- The Washington Times - Wednesday, January 21, 2004

From combined dispatches

Fannie Mae, the nation’s largest mortgage-finance company, reported yesterday that its fourth-quarter profits more than doubled as business volume surged 68 percent during the year.

For the fourth quarter, the District-based company reported net income of $2.2 billion, or $2.21 a share, compared with $952 million (94 cents) a year earlier.

Fannie Mae buys home loans from banks to hold in its portfolio or package into securities. It uses derivatives and other hedging instruments to manage the risk that comes with building big portfolios.

Core business earnings — which the company considers a better measure of its financial performance — rose 5.9 percent to $1.77 billion, or $1.77 a share, from $1.67 billion, or $1.66 a share, a year earlier.

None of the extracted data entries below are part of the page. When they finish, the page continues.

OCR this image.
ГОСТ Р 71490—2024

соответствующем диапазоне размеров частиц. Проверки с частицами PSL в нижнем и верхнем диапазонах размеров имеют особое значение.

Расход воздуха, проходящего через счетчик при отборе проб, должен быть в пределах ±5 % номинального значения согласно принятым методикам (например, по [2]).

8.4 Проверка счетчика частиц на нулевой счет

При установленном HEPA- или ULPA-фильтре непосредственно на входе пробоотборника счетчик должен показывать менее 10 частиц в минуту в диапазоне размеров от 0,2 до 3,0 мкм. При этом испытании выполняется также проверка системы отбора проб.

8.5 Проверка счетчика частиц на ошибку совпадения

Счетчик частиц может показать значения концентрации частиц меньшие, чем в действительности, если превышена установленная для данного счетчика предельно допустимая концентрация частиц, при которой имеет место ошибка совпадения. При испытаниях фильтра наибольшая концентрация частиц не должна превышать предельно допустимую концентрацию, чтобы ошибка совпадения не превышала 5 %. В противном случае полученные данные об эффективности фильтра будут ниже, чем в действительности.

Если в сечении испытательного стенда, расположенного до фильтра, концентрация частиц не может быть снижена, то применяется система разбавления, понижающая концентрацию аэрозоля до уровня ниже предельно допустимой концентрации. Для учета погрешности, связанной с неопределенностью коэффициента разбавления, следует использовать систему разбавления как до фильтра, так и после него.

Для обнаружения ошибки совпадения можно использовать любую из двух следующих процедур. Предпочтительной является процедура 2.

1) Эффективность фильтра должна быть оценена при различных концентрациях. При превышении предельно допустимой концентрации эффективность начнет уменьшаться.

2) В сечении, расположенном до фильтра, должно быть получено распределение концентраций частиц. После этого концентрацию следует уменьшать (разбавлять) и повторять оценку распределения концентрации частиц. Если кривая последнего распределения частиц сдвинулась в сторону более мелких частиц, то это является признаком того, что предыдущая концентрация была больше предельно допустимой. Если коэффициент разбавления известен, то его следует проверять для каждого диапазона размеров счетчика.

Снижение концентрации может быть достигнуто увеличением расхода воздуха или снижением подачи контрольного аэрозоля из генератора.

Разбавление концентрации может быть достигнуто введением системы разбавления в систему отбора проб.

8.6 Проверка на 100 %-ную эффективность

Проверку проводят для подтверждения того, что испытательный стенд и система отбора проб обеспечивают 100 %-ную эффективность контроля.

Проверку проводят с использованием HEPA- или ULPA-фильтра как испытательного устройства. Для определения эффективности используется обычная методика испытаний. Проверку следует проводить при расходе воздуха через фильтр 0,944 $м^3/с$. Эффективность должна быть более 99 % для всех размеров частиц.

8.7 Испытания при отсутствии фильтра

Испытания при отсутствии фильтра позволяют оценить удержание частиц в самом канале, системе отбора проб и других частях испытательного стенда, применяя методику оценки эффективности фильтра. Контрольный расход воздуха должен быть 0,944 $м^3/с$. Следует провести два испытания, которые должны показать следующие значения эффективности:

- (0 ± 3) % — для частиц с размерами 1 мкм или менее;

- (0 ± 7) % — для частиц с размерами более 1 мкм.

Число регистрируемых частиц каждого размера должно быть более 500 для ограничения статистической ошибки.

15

Core business earnings take hedging out of the mix.

For the full year, Fannie Mae reported net income of $7.91 billion ($7.91), up 71 percent from $4.62 billion ($4.52) in 2002. Core business earnings for 2003 rose 14 percent to $7.31 billion ($7.29) from $6.39 billion ($6.30) the year before.

Fannie Mae said 2003 business volume rose 68 percent to a record $1.42 billion.

At the same time, credit-related costs rose 22 percent to $111.6 million in 2003. Fannie Mae blamed an increase in the number of foreclosed properties, along with an increase in its loss per case on foreclosure.

Fannie Mae has been under scrutiny since a major accounting scandal last summer at Freddie Mac, the country’s other big mortgage buyer. Congress is currently trying to agree on oversight legislation.

Among other area companies reporting earnings yesterday:

• General Dynamics Corp., the Falls Church maker of Abrams battle tanks and Gulfstream jets, said fourth-quarter profits rose 3.7 percent to $279 million ($1.40) because of acquisitions in its computer technology unit and a rebound in civilian airplane sales.

• Capital One Financial Corp., the McLean credit-card issuer, reported a 12 percent increase in the fourth quarter to $267.5 million ($1.11) from $239.7 million ($1.05) during the same period in 2002. For the year, the company’s profits rose 23 percent to $1.1 billion ($4.85) from $900 million ($3.93) in 2002.

• CACI International Inc., an Arlington information-technology company, said it posted a 35 percent boom for its second quarter ended Dec. 31 to $14.3 million (48 cents per diluted share) from $10.6 million (36 cents)for the comparable period a year ago.

• Fairfax Internet services company WebMethods Inc. posted a wider loss for its third quarter ended Dec. 31 to $11.1 million (21 cents) from $4.5 million (9 cents) a year ago.

• Legg Mason Inc., the Baltimore brokerage whose money manager Bill Miller has outperformed the Standard & Poor’s 500 Index for 13 years running, said third-quarter earnings increased 69 percent to $80.8 million ($1.07 a share) as investors poured money into Mr. Miller’s fund.

• Provident Bankshares Corp. of Baltimore reported a 7 percent increase in fourth-quarter income to $14.2 million (56 cents per diluted share) from $13.3 million (53 cents) in the previous year. Profits for the full year also climbed 7 percent to $51.5 million ($2.05) from $48.3 million ($1.88) in 2002.

• Southern Financial Bancorp Inc. of Warrenton, Va., posted a 42 percent increase in fourth-quarter profits to $3.55 million (56 cents per diluted share) from $2.5 million (40 cents) from the 2002 quarter. Earnings for 2003 also rose 32 percent to $13.2 million ($2.10) from $10 million ($1.71) in the previous year.

• Tredegar Corp., a Richmond manufacturer of laminate film, said fourth-quarter net income surged to $9.31 million (25 cents per diluted share) from $1.98 million (5 cents) in the 2002 quarter. However, the company posted a wider loss for the year of $26.3 million (69 cents) from $2.53 million (7 cents) in 2002.